Complementari per caratteristiche, altruisti per natura. Steve Kerr riassume così il segreto della sua nuova coppia Steph Curry-Kevin Durant, che sembra funzionare bene tanto in campo quanto fuori.
CLEVELAND — Insieme possono vantare 12 convocazioni all’All-Star Game, 7 inclusioni nel primo quintetto NBA, 5 corone di miglior realizzatore NBA, 3 titoli di MVP e un solo (ma ancora per quanto?) titolo NBA. Entrambi — Durant nel 2013, Curry nel 2016 — hanno chiuso una stagione centrando l’obiettivo del 40-50-90, ovvero tirando sopra il 50% dal campo, il 40% da tre punti e il 90% ai liberi. “Ovviamente stiamo parlando di due giocatori dal talento enorme”, ribadisce se ce ne fosse bisogno il loro allenatore, Steve Kerr, ma pur se è giusto che si parta da qui — dal riconoscere che si tratti di due marziani — il loro talento soltanto non basta a spiegare quello che Steph Curry e Kevin Durant stanno facendo e potrebbero fare in futuro per i Golden State Warriors e per la pallacanestro in generale. “Quello che sapevamo quando abbiamo firmato Durant in estate è che il suo inserimento sarebbe stato tutto sommato semplice — racconta coach Kerr — senza comportare grossi problemi. Diverso sarebbe stato se lui e Curry fossero stati due giocatori dominanti sul pallone, magari senza grande tiro da fuori. In quel caso allora sarebbe stato diverso”. Per spiegarsi meglio l’allenatore di Golden State non esita a utilizzare un paragone forte: “Un esempio può essere quello che è successo a Miami, con Dwyane Wade e LeBron James. Per loro è stato più difficile perché a quel punto della loro carriera entrambi erano più delle point forward, giocatori abituati ad avere la palla in mano — ed entrambi al tempo non erano due grandissimi tiratori da tre. C’è voluto un buon anno per farli funzionare bene assieme, finché non sono diventati quella stupenda coppia che tutti conosciamo”.

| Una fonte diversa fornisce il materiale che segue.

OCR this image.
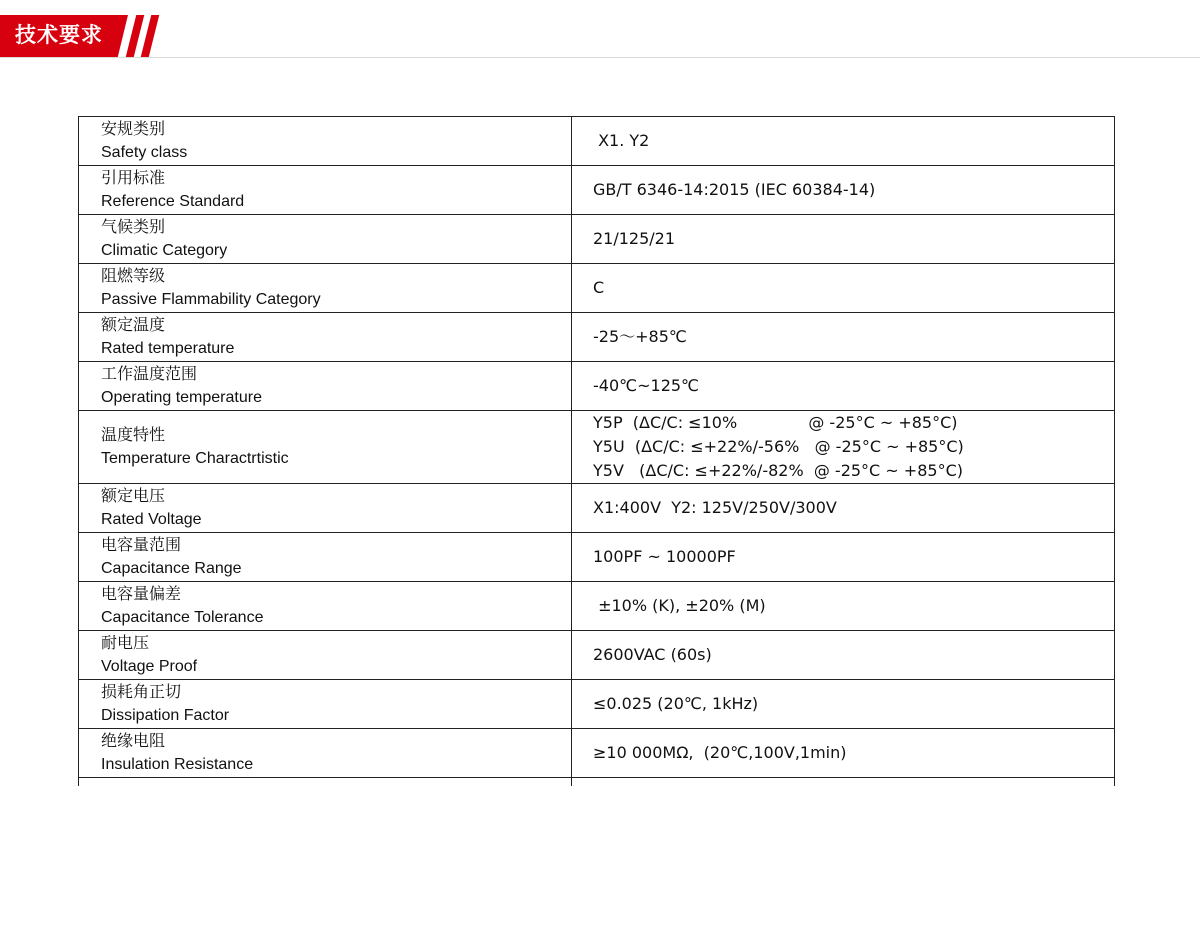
技术要求
安规类别
Safety class	X1. Y2

引用标准
Reference Standard	GB/T 6346-14:2015 (IEC 60384-14)

气候类别
Climatic Category	21/125/21

阻燃等级
Passive Flammability Category	C

额定温度
Rated temperature	-25～+85℃

工作温度范围
Operating temperature	-40℃~125℃

温度特性
Temperature Charactrtistic	Y5P  (ΔC/C: ≤10%              @ -25°C ~ +85°C)
Y5U  (ΔC/C: ≤+22%/-56%   @ -25°C ~ +85°C)
Y5V   (ΔC/C: ≤+22%/-82%  @ -25°C ~ +85°C)

额定电压
Rated Voltage	X1:400V  Y2: 125V/250V/300V

电容量范围
Capacitance Range	100PF ~ 10000PF

电容量偏差
Capacitance Tolerance	±10% (K), ±20% (M)

耐电压
Voltage Proof	2600VAC (60s)

损耗角正切
Dissipation Factor	≤0.025 (20℃, 1kHz)

绝缘电阻
Insulation Resistance	≥10 000MΩ,  (20℃,100V,1min)
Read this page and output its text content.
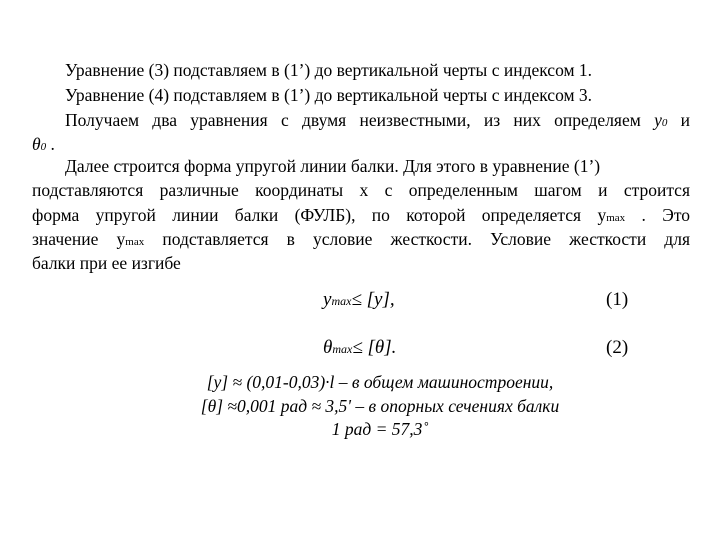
Уравнение (3) подставляем в (1’) до вертикальной черты с индексом 1.
Уравнение (4) подставляем в (1’) до вертикальной черты с индексом 3.
Получаем два уравнения с двумя неизвестными, из них определяем y0 и
θ0 .
Далее строится форма упругой линии балки. Для этого в уравнение (1’)
подставляются различные координаты х с определенным шагом и строится
форма упругой линии балки (ФУЛБ), по которой определяется уmax . Это
значение уmax подставляется в условие жесткости. Условие жесткости для
балки при ее изгибе
ymax≤ [y],	(1)
θmax≤ [θ].	(2)
[y] ≈ (0,01-0,03)·l – в общем машиностроении,
[θ] ≈0,001 рад ≈ 3,5' – в опорных сечениях балки
1 рад = 57,3˚
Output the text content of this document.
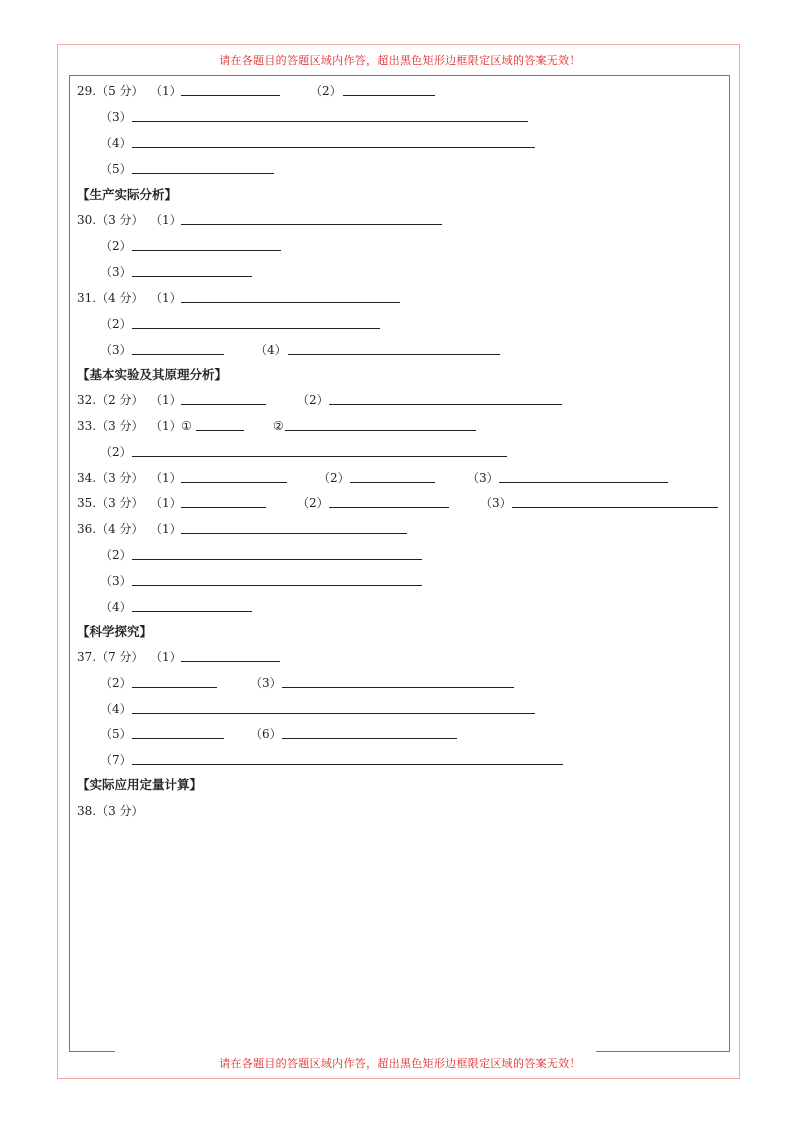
请在各题目的答题区域内作答，超出黑色矩形边框限定区域的答案无效！
请在各题目的答题区域内作答，超出黑色矩形边框限定区域的答案无效！
29.（5 分） （1）	（2）
（3）
（4）
（5）
【生产实际分析】
30.（3 分） （1）
（2）
（3）
31.（4 分） （1）
（2）
（3）	（4）
【基本实验及其原理分析】
32.（2 分） （1）	（2）
33.（3 分） （1） ①	②
（2）
34.（3 分） （1）	（2）	（3）
35.（3 分） （1）	（2）	（3）
36.（4 分） （1）
（2）
（3）
（4）
【科学探究】
37.（7 分） （1）
（2）	（3）
（4）
（5）	（6）
（7）
【实际应用定量计算】
38.（3 分）
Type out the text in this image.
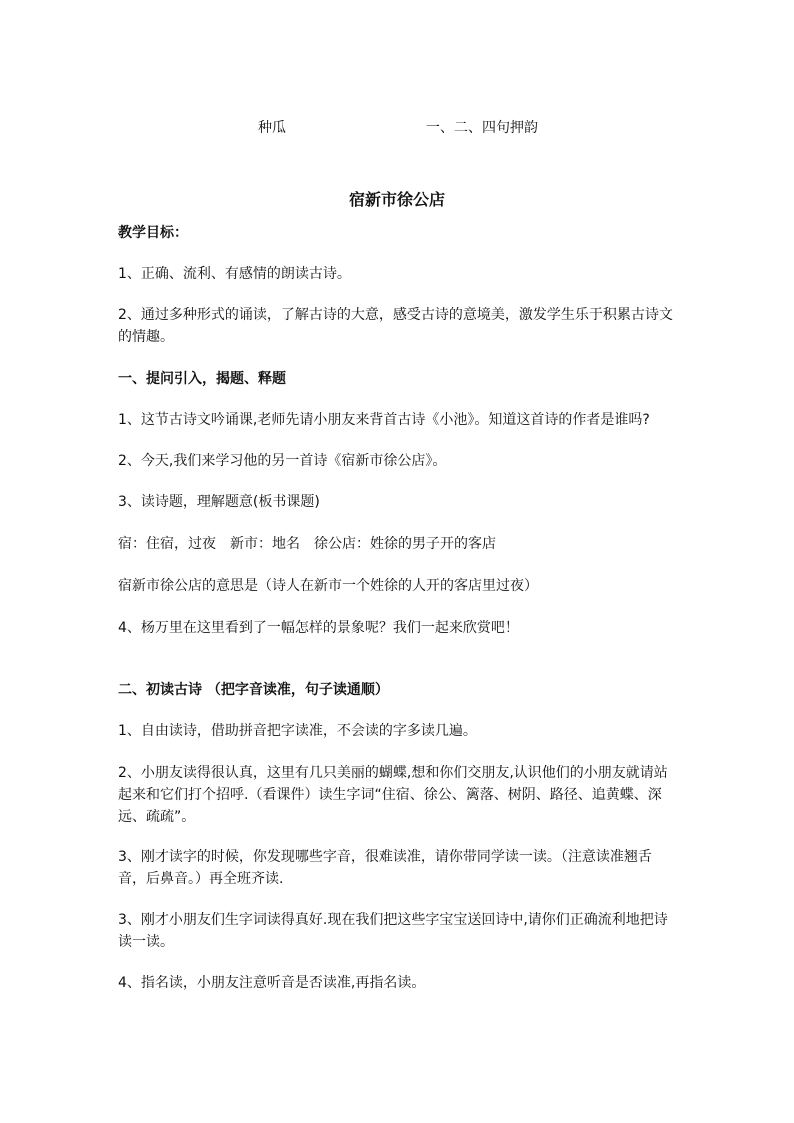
种瓜	一、二、四句押韵
宿新市徐公店
教学目标：
1、正确、流利、有感情的朗读古诗。
2、通过多种形式的诵读，了解古诗的大意，感受古诗的意境美，激发学生乐于积累古诗文的情趣。
一、提问引入，揭题、释题
1、这节古诗文吟诵课,老师先请小朋友来背首古诗《小池》。知道这首诗的作者是谁吗?
2、今天,我们来学习他的另一首诗《宿新市徐公店》。
3、读诗题，理解题意(板书课题)
宿：住宿，过夜　新市：地名　徐公店：姓徐的男子开的客店
宿新市徐公店的意思是（诗人在新市一个姓徐的人开的客店里过夜）
4、杨万里在这里看到了一幅怎样的景象呢？我们一起来欣赏吧！
二、初读古诗 （把字音读准，句子读通顺）
1、自由读诗，借助拼音把字读准，不会读的字多读几遍。
2、小朋友读得很认真，这里有几只美丽的蝴蝶,想和你们交朋友,认识他们的小朋友就请站起来和它们打个招呼.（看课件）读生字词“住宿、徐公、篱落、树阴、路径、追黄蝶、深远、疏疏”。
3、刚才读字的时候，你发现哪些字音，很难读准，请你带同学读一读。（注意读准翘舌音，后鼻音。）再全班齐读.
3、刚才小朋友们生字词读得真好.现在我们把这些字宝宝送回诗中,请你们正确流利地把诗读一读。
4、指名读，小朋友注意听音是否读准,再指名读。
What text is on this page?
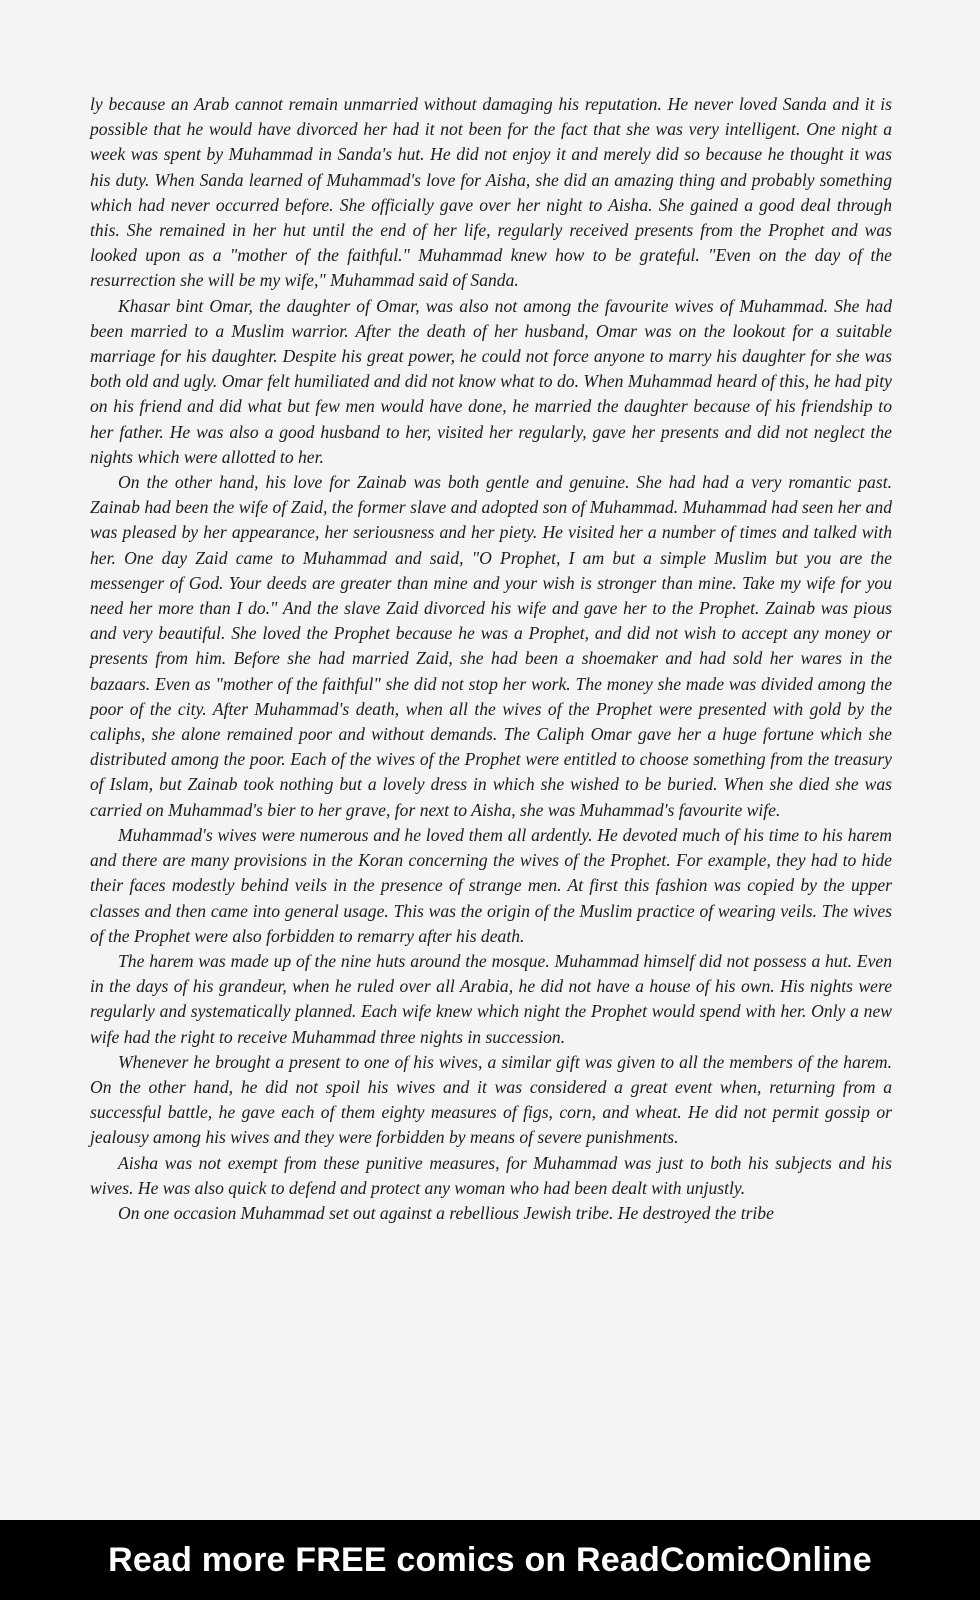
ly because an Arab cannot remain unmarried without damaging his reputation. He never loved Sanda and it is possible that he would have divorced her had it not been for the fact that she was very intelligent. One night a week was spent by Muhammad in Sanda's hut. He did not enjoy it and merely did so because he thought it was his duty. When Sanda learned of Muhammad's love for Aisha, she did an amazing thing and probably something which had never occurred before. She officially gave over her night to Aisha. She gained a good deal through this. She remained in her hut until the end of her life, regularly received presents from the Prophet and was looked upon as a "mother of the faithful." Muhammad knew how to be grateful. "Even on the day of the resurrection she will be my wife," Muhammad said of Sanda.

Khasar bint Omar, the daughter of Omar, was also not among the favourite wives of Muhammad. She had been married to a Muslim warrior. After the death of her husband, Omar was on the lookout for a suitable marriage for his daughter. Despite his great power, he could not force anyone to marry his daughter for she was both old and ugly. Omar felt humiliated and did not know what to do. When Muhammad heard of this, he had pity on his friend and did what but few men would have done, he married the daughter because of his friendship to her father. He was also a good husband to her, visited her regularly, gave her presents and did not neglect the nights which were allotted to her.

On the other hand, his love for Zainab was both gentle and genuine. She had had a very romantic past. Zainab had been the wife of Zaid, the former slave and adopted son of Muhammad. Muhammad had seen her and was pleased by her appearance, her seriousness and her piety. He visited her a number of times and talked with her. One day Zaid came to Muhammad and said, "O Prophet, I am but a simple Muslim but you are the messenger of God. Your deeds are greater than mine and your wish is stronger than mine. Take my wife for you need her more than I do." And the slave Zaid divorced his wife and gave her to the Prophet. Zainab was pious and very beautiful. She loved the Prophet because he was a Prophet, and did not wish to accept any money or presents from him. Before she had married Zaid, she had been a shoemaker and had sold her wares in the bazaars. Even as "mother of the faithful" she did not stop her work. The money she made was divided among the poor of the city. After Muhammad's death, when all the wives of the Prophet were presented with gold by the caliphs, she alone remained poor and without demands. The Caliph Omar gave her a huge fortune which she distributed among the poor. Each of the wives of the Prophet were entitled to choose something from the treasury of Islam, but Zainab took nothing but a lovely dress in which she wished to be buried. When she died she was carried on Muhammad's bier to her grave, for next to Aisha, she was Muhammad's favourite wife.

Muhammad's wives were numerous and he loved them all ardently. He devoted much of his time to his harem and there are many provisions in the Koran concerning the wives of the Prophet. For example, they had to hide their faces modestly behind veils in the presence of strange men. At first this fashion was copied by the upper classes and then came into general usage. This was the origin of the Muslim practice of wearing veils. The wives of the Prophet were also forbidden to remarry after his death.

The harem was made up of the nine huts around the mosque. Muhammad himself did not possess a hut. Even in the days of his grandeur, when he ruled over all Arabia, he did not have a house of his own. His nights were regularly and systematically planned. Each wife knew which night the Prophet would spend with her. Only a new wife had the right to receive Muhammad three nights in succession.

Whenever he brought a present to one of his wives, a similar gift was given to all the members of the harem. On the other hand, he did not spoil his wives and it was considered a great event when, returning from a successful battle, he gave each of them eighty measures of figs, corn, and wheat. He did not permit gossip or jealousy among his wives and they were forbidden by means of severe punishments.

Aisha was not exempt from these punitive measures, for Muhammad was just to both his subjects and his wives. He was also quick to defend and protect any woman who had been dealt with unjustly.

On one occasion Muhammad set out against a rebellious Jewish tribe. He destroyed the tribe

Read more FREE comics on ReadComicOnline
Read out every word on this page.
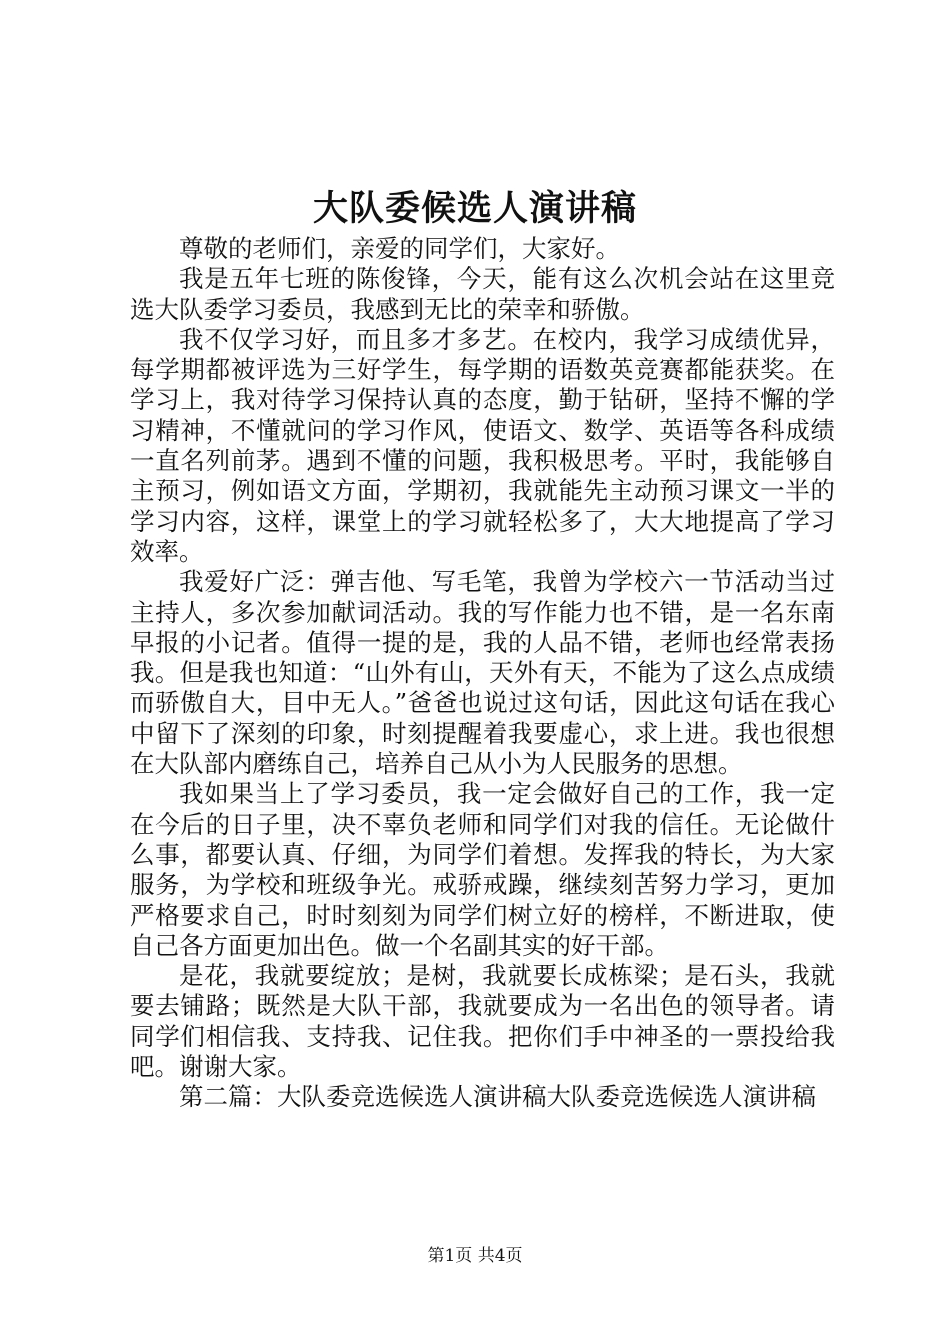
大队委候选人演讲稿

尊敬的老师们，亲爱的同学们，大家好。

我是五年七班的陈俊锋，今天，能有这么次机会站在这里竞选大队委学习委员，我感到无比的荣幸和骄傲。

我不仅学习好，而且多才多艺。在校内，我学习成绩优异，每学期都被评选为三好学生，每学期的语数英竞赛都能获奖。在学习上，我对待学习保持认真的态度，勤于钻研，坚持不懈的学习精神，不懂就问的学习作风，使语文、数学、英语等各科成绩一直名列前茅。遇到不懂的问题，我积极思考。平时，我能够自主预习，例如语文方面，学期初，我就能先主动预习课文一半的学习内容，这样，课堂上的学习就轻松多了，大大地提高了学习效率。

我爱好广泛：弹吉他、写毛笔，我曾为学校六一节活动当过主持人，多次参加献词活动。我的写作能力也不错，是一名东南早报的小记者。值得一提的是，我的人品不错，老师也经常表扬我。但是我也知道：“山外有山，天外有天，不能为了这么点成绩而骄傲自大，目中无人。”爸爸也说过这句话，因此这句话在我心中留下了深刻的印象，时刻提醒着我要虚心，求上进。我也很想在大队部内磨练自己，培养自己从小为人民服务的思想。

我如果当上了学习委员，我一定会做好自己的工作，我一定在今后的日子里，决不辜负老师和同学们对我的信任。无论做什么事，都要认真、仔细，为同学们着想。发挥我的特长，为大家服务，为学校和班级争光。戒骄戒躁，继续刻苦努力学习，更加严格要求自己，时时刻刻为同学们树立好的榜样，不断进取，使自己各方面更加出色。做一个名副其实的好干部。

是花，我就要绽放；是树，我就要长成栋梁；是石头，我就要去铺路；既然是大队干部，我就要成为一名出色的领导者。请同学们相信我、支持我、记住我。把你们手中神圣的一票投给我吧。谢谢大家。

第二篇：大队委竞选候选人演讲稿大队委竞选候选人演讲稿

第1页 共4页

L’intesa in campo, l’intesa fuori
"Con Steph e KD però è diverso: sanno fare tutto — portar palla, tirare da lontanissimo, tagliare, giocare lontano dal pallone — ed è questo il motivo a mio avviso per cui la transizione è stata più semplice. Certo, c’è voluto comunque un pochino di tempo, ma credo che loro come giocatori siano naturalmente complementari. Entrambi altruisti, molto tranquilli — nel senso che non cercano i riflettori pur senza rifiutarli, perché non hanno certo timore dei palcoscenici più importanti. Credo siano diventati buoni amici”. “Amici?”, scherza Steph Curry sull’argomento. “Io quello lì proprio non lo sopporto”, dice il n°30 di Golden State col sorriso sulle labbra, prima di aggiungere: “Non è che ogni giorno sono a casa sua o lui a casa mia, ma ormai lo conosco dal 2009 e andando in battaglia al suo fianco da ottobre a giugno posso dire che Kevin è davvero un bel tipo, uno con un gran senso dell’umorismo. Oddio, a dire queste cose mi sembra di dover descrivere una ragazza con cui voglio uscire… [ride]. No, è davvero un gran ragazzo, mi piace passarci del tempo assieme”. Anche in campo, a sentire Steve Kerr, “perché loro si divertono a giocare assieme. Hanno capito entrambi il potere della loro unione: non stiamo parlando del bene dell’uno o del bene dell’altro, ma della forza della loro unione”. “Non si ferma solo a me e a KD — l’opinione al riguardo di Steph Curry — ma riguarda anche Klay [Thompson] o Draymond [Green]: ognuno di noi sa di poter continuare a essere se stesso e giocare come sa perché ognuno di noi porta sul tavolo qualcosa di diverso. I pezzi del puzzle in questo caso si incastrano in maniera davvero perfetta”. Perfetto come il record dei loro Golden State Warriors in questi playoff: 16 partite, 16 vittorie. Ne mancano due, e poi il conto dei titoli NBA vinti dalla coppie Curry-Durant salirà a tre.